Ketegangan Iran-AS makin meningkat usai konflik bersenjata antara Iran dan Israel yang berlangsung selama hampir dua pekan sejak 13 Juni lalu. Iran menuduh Israel sebagai biang keladi macetnya negosiasi setelah negara itu melancarkan Operasi Rising Lion, menyerang fasilitas nuklir Iran dengan bantuan terbatas dari AS.
“Kami memang selalu membuka diri untuk diplomasi. Tapi dunia juga melihat, sebelum putaran keenam negosiasi sempat digelar, Israel sudah lebih dulu menyerang Iran dengan koordinasi Amerika Serikat,” ungkap Baqaei.
Di tengah tensi yang belum juga mereda, Presiden Iran Masoud Pezeshkian tetap menyerukan komitmen negaranya untuk menyelesaikan persoalan lewat jalan damai.
“Kami percaya diplomasi adalah opsi yang masih terbuka dan akan terus kami jalani dengan sungguh-sungguh,” kata Pezeshkian.
Sejak lama, Israel bersama negara-negara Barat menuduh Iran menyimpan ambisi membuat senjata nuklir, tuduhan yang selalu ditepis keras oleh Teheran. Bahkan, laporan intelijen Amerika sendiri menyebut belum ada indikasi Iran sedang mengembangkan senjata pemusnah massal.

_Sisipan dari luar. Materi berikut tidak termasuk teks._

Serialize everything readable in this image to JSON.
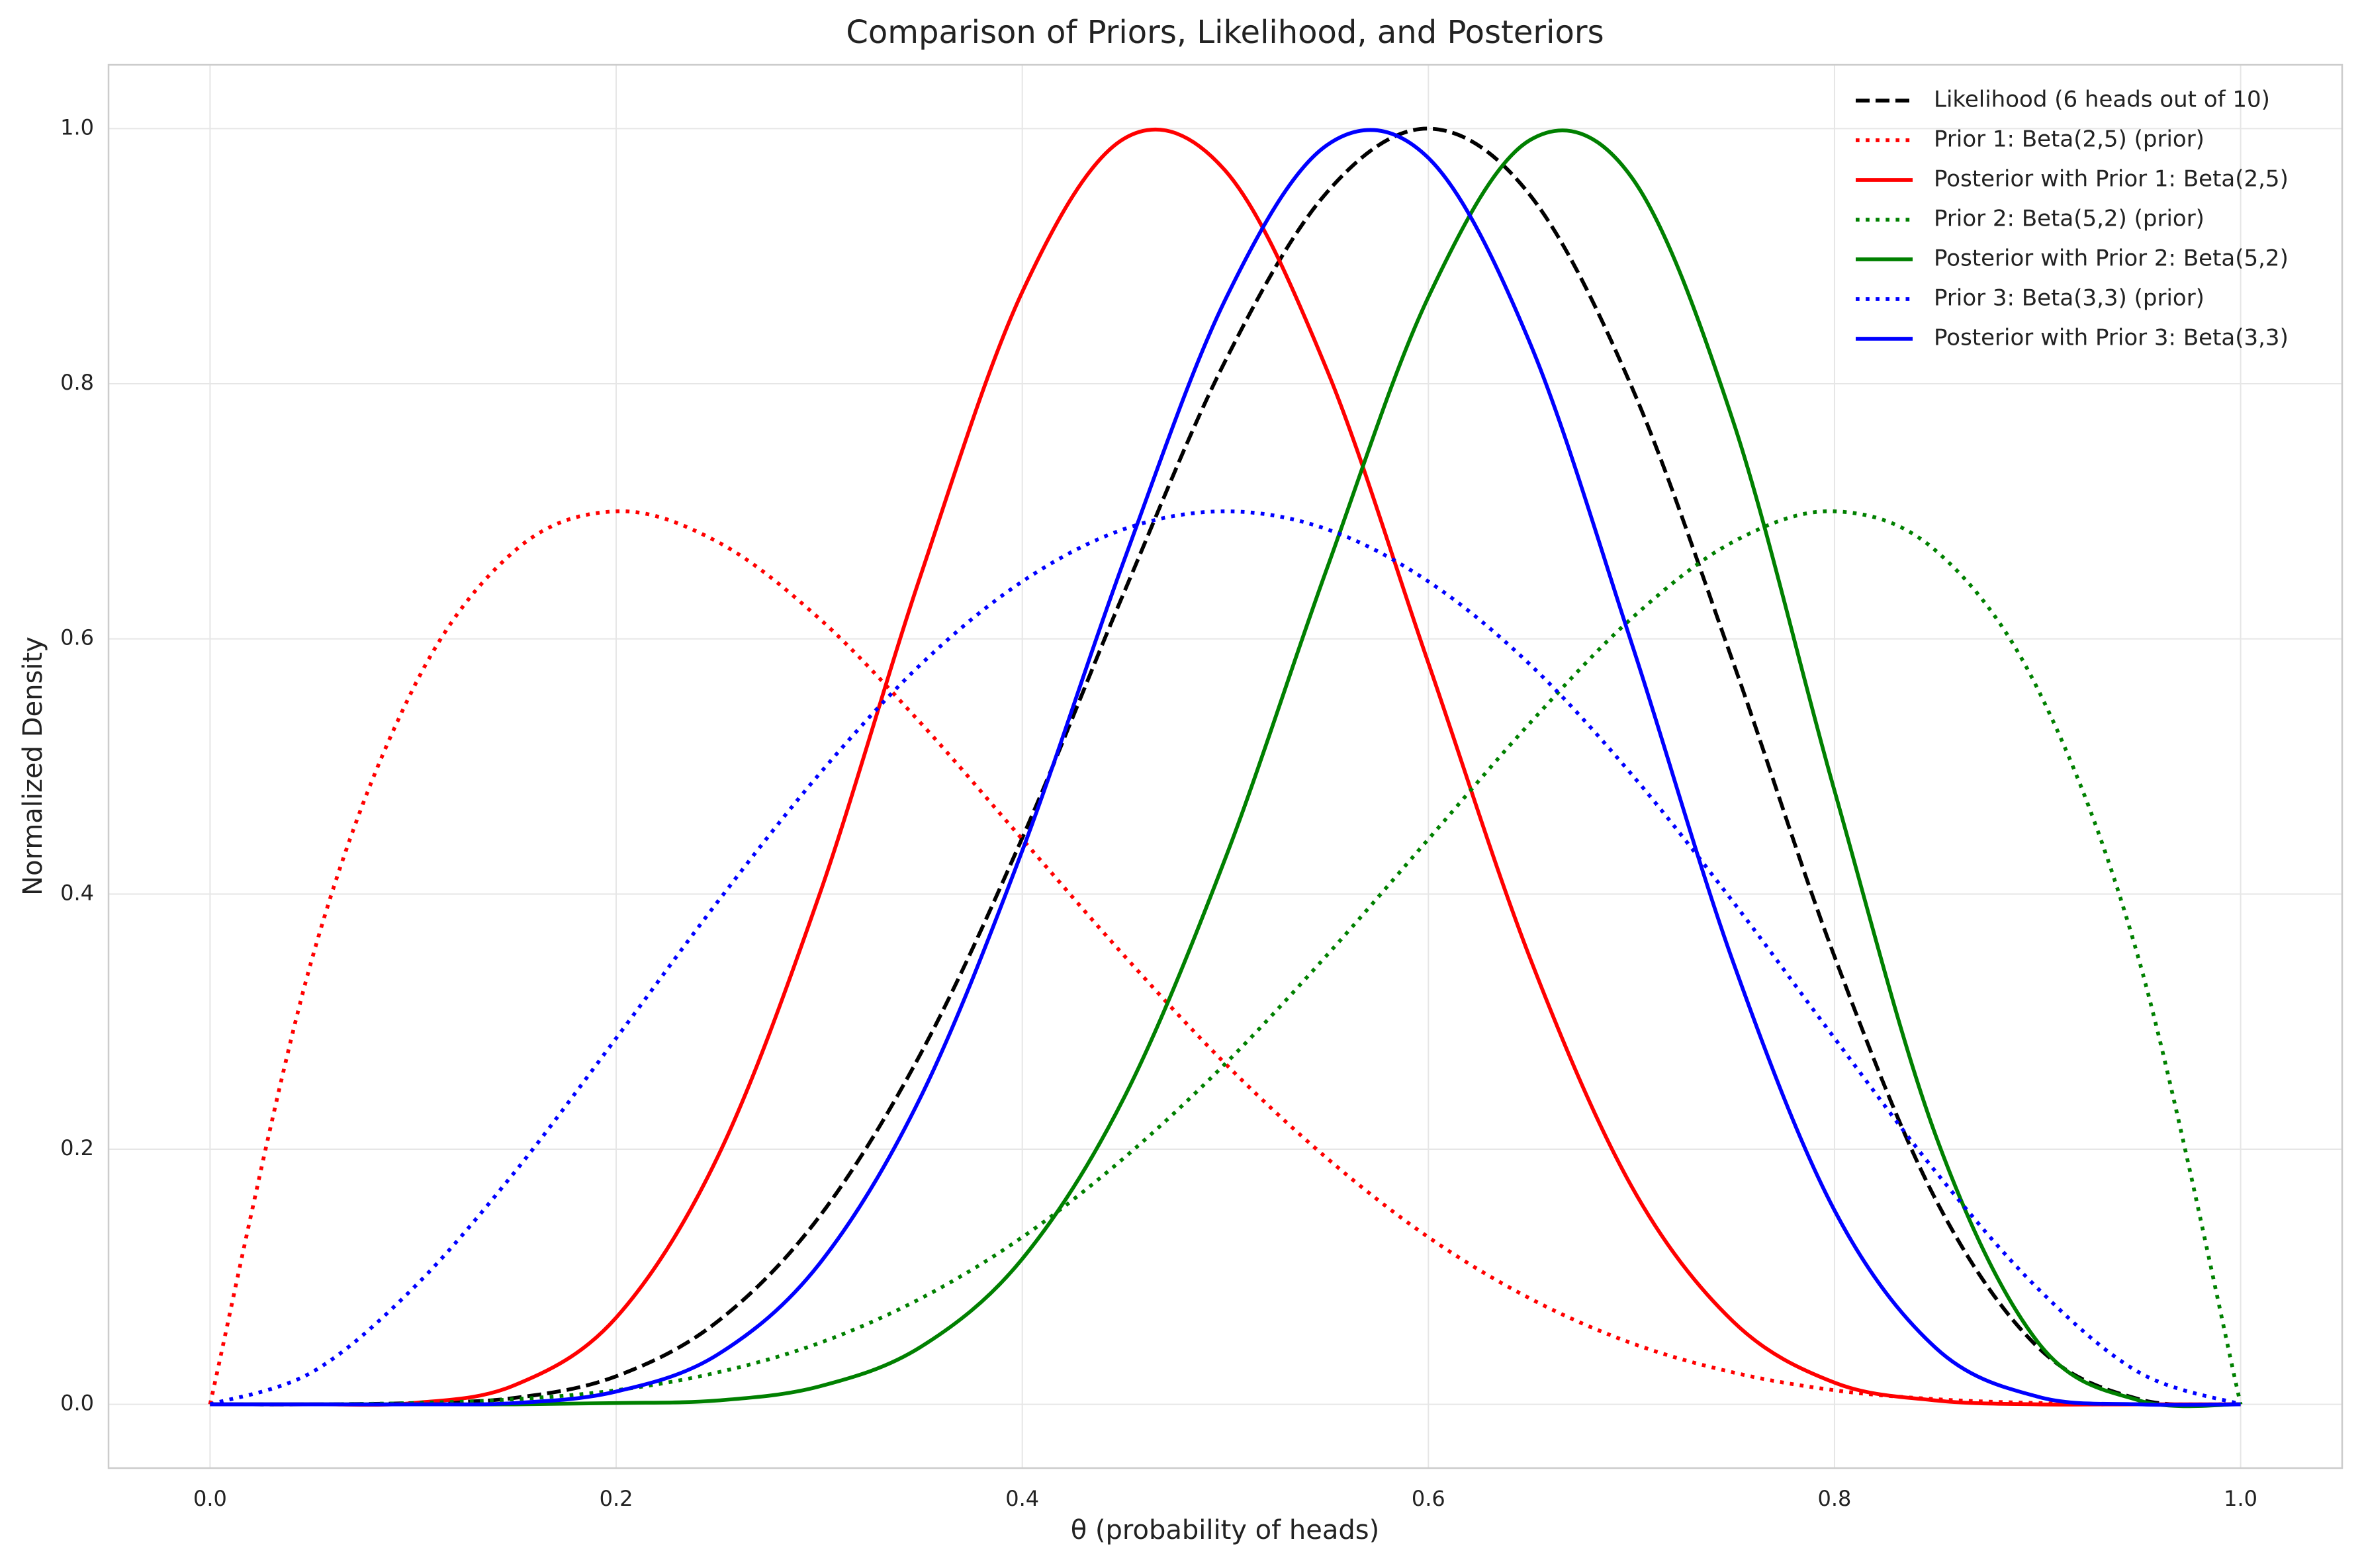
{
  "chart_data": {
    "type": "line",
    "title": "Comparison of Priors, Likelihood, and Posteriors",
    "x_label": "θ (probability of heads)",
    "y_label": "Normalized Density",
    "x": [
      0,
      0.05,
      0.1,
      0.15,
      0.2,
      0.25,
      0.3,
      0.35,
      0.4,
      0.45,
      0.5,
      0.55,
      0.6,
      0.65,
      0.7,
      0.75,
      0.8,
      0.85,
      0.9,
      0.95,
      1
    ],
    "series": [
      {
        "name": "Likelihood (6 heads out of 10)",
        "color": "#000000",
        "style": "dashed",
        "values": [
          0,
          0,
          0.001,
          0.005,
          0.022,
          0.065,
          0.147,
          0.275,
          0.444,
          0.636,
          0.818,
          0.95,
          1,
          0.948,
          0.798,
          0.582,
          0.351,
          0.16,
          0.045,
          0.004,
          0
        ]
      },
      {
        "name": "Prior 1: Beta(2,5) (prior)",
        "color": "#ff0000",
        "style": "dotted",
        "values": [
          0,
          0.348,
          0.561,
          0.669,
          0.7,
          0.676,
          0.616,
          0.534,
          0.443,
          0.352,
          0.267,
          0.193,
          0.131,
          0.083,
          0.048,
          0.025,
          0.011,
          0.004,
          0.001,
          0,
          0
        ]
      },
      {
        "name": "Posterior with Prior 1: Beta(2,5)",
        "color": "#ff0000",
        "style": "solid",
        "values": [
          0,
          0,
          0.001,
          0.015,
          0.068,
          0.194,
          0.399,
          0.65,
          0.872,
          0.992,
          0.967,
          0.811,
          0.581,
          0.35,
          0.171,
          0.065,
          0.017,
          0.003,
          0,
          0,
          0
        ]
      },
      {
        "name": "Prior 2: Beta(5,2) (prior)",
        "color": "#008000",
        "style": "dotted",
        "values": [
          0,
          0,
          0.001,
          0.004,
          0.011,
          0.025,
          0.048,
          0.083,
          0.131,
          0.193,
          0.267,
          0.352,
          0.443,
          0.534,
          0.616,
          0.676,
          0.7,
          0.669,
          0.561,
          0.348,
          0
        ]
      },
      {
        "name": "Posterior with Prior 2: Beta(5,2)",
        "color": "#008000",
        "style": "solid",
        "values": [
          0,
          0,
          0,
          0,
          0.001,
          0.003,
          0.014,
          0.045,
          0.114,
          0.24,
          0.428,
          0.655,
          0.868,
          0.991,
          0.962,
          0.771,
          0.481,
          0.21,
          0.049,
          0.003,
          0
        ]
      },
      {
        "name": "Prior 3: Beta(3,3) (prior)",
        "color": "#0000ff",
        "style": "dotted",
        "values": [
          0,
          0.025,
          0.091,
          0.182,
          0.287,
          0.394,
          0.494,
          0.58,
          0.645,
          0.686,
          0.7,
          0.686,
          0.645,
          0.58,
          0.494,
          0.394,
          0.287,
          0.182,
          0.091,
          0.025,
          0
        ]
      },
      {
        "name": "Posterior with Prior 3: Beta(3,3)",
        "color": "#0000ff",
        "style": "solid",
        "values": [
          0,
          0,
          0,
          0.001,
          0.01,
          0.039,
          0.11,
          0.241,
          0.434,
          0.661,
          0.866,
          0.987,
          0.977,
          0.832,
          0.597,
          0.347,
          0.152,
          0.044,
          0.006,
          0,
          0
        ]
      }
    ],
    "xlim": [
      -0.05,
      1.05
    ],
    "ylim": [
      -0.05,
      1.05
    ],
    "xticks": [
      {
        "value": 0,
        "label": "0.0"
      },
      {
        "value": 0.2,
        "label": "0.2"
      },
      {
        "value": 0.4,
        "label": "0.4"
      },
      {
        "value": 0.6,
        "label": "0.6"
      },
      {
        "value": 0.8,
        "label": "0.8"
      },
      {
        "value": 1,
        "label": "1.0"
      }
    ],
    "yticks": [
      {
        "value": 0,
        "label": "0.0"
      },
      {
        "value": 0.2,
        "label": "0.2"
      },
      {
        "value": 0.4,
        "label": "0.4"
      },
      {
        "value": 0.6,
        "label": "0.6"
      },
      {
        "value": 0.8,
        "label": "0.8"
      },
      {
        "value": 1,
        "label": "1.0"
      }
    ],
    "grid": true,
    "legend": "upper right"
  }
}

Meski demikian, Israel bersikeras dan meluncurkan serangan ke Iran dengan target situs-situs vital pengayaan uranium seperti di Isfahan, Natanz, dan Fordow. Operasi tersebut kabarnya membuat fasilitas-fasilitas itu hancur parah.
Sebagai balasan, Iran melancarkan serangan balik lewat Operasi True Promise 3 yang menghantam Israel selama 12 hari penuh. Iran juga tak tinggal diam terhadap AS yang ikut menyerang; pangkalan militer AS di Al Udeid, Qatar menjadi sasaran Iran, meski Washington mengklaim hanya mengalami kerusakan ringan.
Presiden Pezeshkian sudah memperingatkan, jika ada lagi serangan terhadap Iran, balasannya akan jauh lebih besar dan menghancurkan.
Sementara itu, Iran tetap menjalin komunikasi dengan tiga negara Eropa yakni Inggris, Prancis, dan Jerman — yang sebelumnya ikut menandatangani kesepakatan nuklir 2015 atau dikenal sebagai JCPOA, sebelum AS di era Donald Trump menarik diri pada 2018.
“Iran masih berpegang pada komitmen JCPOA, kami tetap menganggap diri bagian dari kesepakatan itu,” pungkas Baqaei.